The partitioned approach for the numerical integration of power system differential algebraic equations faces inherent numerical stability challenges due to delays between the computation of state and algebraic variables. Such delays can compromise solution accuracy and computational efficiency, particularly in large-scale system simulations. We present an $O(h^2)$-accurate prediction scheme for algebraic variables based on forward and backward difference formulas, applied before the correction step of numerical integration. The scheme improves the numerical stability of the partitioned approach while maintaining computational efficiency. Through numerical simulations on a lightly damped single machine infinite bus system and a large-scale 140-bus network, we demonstrate that the proposed method, when combined with variable time-stepping, significantly enhances the numerical stability, solution accuracy, and computational performance of the simulation. Results show reduced step rejections, fewer nonlinear solver iterations, and improved accuracy compared to conventional approaches, making the method particularly valuable for large-scale power system dynamic simulations.

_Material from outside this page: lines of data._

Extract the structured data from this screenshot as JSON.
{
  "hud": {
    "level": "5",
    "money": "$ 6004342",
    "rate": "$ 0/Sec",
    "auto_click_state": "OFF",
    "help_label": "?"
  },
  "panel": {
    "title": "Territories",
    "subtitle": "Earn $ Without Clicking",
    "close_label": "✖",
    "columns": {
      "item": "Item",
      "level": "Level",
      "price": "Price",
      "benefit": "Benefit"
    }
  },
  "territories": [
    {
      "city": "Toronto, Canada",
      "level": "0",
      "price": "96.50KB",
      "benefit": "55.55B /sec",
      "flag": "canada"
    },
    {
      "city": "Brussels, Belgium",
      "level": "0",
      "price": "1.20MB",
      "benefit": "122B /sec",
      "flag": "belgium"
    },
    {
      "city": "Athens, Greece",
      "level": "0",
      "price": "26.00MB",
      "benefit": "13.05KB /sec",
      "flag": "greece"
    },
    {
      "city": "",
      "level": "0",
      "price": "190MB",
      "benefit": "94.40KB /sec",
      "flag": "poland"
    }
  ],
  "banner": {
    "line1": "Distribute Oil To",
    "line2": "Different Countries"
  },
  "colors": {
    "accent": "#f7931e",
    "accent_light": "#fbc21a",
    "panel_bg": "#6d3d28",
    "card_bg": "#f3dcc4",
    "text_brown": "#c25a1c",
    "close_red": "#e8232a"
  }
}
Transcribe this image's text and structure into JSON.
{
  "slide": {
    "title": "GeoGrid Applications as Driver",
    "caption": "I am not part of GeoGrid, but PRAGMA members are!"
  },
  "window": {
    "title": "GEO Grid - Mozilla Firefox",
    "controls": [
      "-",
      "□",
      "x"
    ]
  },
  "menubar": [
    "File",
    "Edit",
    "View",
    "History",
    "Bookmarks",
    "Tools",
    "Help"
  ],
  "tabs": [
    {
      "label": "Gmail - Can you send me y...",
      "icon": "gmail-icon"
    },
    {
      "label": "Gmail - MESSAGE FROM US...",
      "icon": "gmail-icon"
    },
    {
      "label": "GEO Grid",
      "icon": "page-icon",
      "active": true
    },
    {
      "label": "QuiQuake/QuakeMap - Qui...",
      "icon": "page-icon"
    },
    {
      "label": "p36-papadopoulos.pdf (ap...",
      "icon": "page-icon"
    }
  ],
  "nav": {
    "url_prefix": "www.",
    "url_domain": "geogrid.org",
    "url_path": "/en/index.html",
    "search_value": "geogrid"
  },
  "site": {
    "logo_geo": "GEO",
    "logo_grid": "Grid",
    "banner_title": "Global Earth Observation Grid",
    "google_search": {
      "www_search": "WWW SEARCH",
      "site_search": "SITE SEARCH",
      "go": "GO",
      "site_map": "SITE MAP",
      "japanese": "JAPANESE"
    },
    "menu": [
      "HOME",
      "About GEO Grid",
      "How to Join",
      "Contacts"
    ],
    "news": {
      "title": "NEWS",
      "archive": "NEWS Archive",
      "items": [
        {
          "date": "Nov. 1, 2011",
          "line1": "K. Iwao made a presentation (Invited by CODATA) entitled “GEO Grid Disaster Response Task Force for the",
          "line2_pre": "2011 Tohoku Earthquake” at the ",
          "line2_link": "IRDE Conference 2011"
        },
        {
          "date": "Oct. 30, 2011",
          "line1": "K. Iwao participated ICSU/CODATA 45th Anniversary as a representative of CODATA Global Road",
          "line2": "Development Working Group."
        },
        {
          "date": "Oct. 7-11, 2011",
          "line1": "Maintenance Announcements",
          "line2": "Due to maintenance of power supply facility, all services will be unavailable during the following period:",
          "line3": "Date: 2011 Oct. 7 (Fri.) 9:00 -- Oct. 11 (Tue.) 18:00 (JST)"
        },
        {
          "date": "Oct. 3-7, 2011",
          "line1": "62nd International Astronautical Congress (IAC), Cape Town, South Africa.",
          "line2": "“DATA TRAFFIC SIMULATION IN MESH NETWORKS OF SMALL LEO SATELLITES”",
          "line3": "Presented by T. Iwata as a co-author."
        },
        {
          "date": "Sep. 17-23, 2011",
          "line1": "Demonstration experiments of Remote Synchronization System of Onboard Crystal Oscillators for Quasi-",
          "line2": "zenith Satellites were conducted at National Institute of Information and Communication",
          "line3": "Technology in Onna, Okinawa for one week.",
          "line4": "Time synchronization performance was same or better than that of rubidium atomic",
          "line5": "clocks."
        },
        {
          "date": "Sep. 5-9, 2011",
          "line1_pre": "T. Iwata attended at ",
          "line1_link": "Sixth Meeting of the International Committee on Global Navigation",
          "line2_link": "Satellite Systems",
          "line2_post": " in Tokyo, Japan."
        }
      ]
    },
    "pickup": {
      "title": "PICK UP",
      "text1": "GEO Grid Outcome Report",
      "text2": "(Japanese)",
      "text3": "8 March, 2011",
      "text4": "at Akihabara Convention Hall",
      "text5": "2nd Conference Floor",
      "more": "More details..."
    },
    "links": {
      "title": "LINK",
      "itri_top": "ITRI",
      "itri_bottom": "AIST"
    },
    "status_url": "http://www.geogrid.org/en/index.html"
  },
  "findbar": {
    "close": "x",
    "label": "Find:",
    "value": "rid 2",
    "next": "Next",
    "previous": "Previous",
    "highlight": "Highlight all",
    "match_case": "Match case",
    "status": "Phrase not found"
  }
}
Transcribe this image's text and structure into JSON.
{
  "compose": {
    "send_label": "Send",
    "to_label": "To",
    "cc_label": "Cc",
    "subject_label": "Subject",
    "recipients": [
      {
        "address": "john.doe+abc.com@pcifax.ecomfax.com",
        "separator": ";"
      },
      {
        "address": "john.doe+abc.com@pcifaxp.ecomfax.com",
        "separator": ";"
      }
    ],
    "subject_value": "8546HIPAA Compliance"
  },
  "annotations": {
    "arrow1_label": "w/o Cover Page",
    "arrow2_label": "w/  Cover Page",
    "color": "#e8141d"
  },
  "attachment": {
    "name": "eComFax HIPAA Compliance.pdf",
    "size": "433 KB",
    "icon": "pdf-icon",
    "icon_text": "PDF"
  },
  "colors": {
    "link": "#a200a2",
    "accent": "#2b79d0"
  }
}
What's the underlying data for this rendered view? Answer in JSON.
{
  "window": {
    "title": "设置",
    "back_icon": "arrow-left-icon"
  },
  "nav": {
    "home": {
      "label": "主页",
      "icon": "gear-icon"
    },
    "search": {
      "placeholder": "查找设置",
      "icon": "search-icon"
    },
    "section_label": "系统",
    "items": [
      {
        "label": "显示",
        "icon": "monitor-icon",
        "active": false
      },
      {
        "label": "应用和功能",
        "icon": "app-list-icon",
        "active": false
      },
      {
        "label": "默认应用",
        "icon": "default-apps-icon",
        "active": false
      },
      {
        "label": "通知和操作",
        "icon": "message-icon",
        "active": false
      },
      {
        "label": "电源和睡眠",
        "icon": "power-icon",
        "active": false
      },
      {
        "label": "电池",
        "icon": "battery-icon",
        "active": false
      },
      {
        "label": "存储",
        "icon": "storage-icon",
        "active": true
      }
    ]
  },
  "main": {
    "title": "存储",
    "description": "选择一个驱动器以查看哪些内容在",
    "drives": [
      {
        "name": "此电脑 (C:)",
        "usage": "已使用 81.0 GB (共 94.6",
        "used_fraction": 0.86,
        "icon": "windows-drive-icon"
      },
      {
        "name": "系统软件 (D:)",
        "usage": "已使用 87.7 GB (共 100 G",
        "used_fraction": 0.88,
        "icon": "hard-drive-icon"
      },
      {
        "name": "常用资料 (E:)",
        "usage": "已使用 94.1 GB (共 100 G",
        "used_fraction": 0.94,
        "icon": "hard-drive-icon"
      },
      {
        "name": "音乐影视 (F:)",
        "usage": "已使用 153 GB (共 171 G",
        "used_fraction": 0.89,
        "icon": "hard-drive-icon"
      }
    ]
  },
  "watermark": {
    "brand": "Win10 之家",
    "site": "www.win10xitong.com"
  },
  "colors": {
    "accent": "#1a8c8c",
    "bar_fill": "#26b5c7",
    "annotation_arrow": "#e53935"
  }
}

翻译：电力系统微分代数方程数值积分的分区方法，由于状态变量与代数变量计算之间的延迟，面临固有的数值稳定性挑战。此类延迟可能损害求解精度与计算效率，在大规模系统仿真中尤为显著。本文提出一种基于前向与后向差分公式的代数变量$O(h^2)$精度预测方案，该方案在数值积分校正步骤前执行。该策略在保持计算效率的同时，显著提升了分区方法的数值稳定性。通过对弱阻尼单机无穷大系统及大规模140节点网络进行数值仿真，证明所提方法结合变步长策略后，能显著增强仿真的数值稳定性、求解精度与计算性能。结果显示，与传统方法相比，该方法减少了步长拒绝次数，降低了非线性求解器迭代次数，并提升了计算精度，使其在大规模电力系统动态仿真中具有重要应用价值。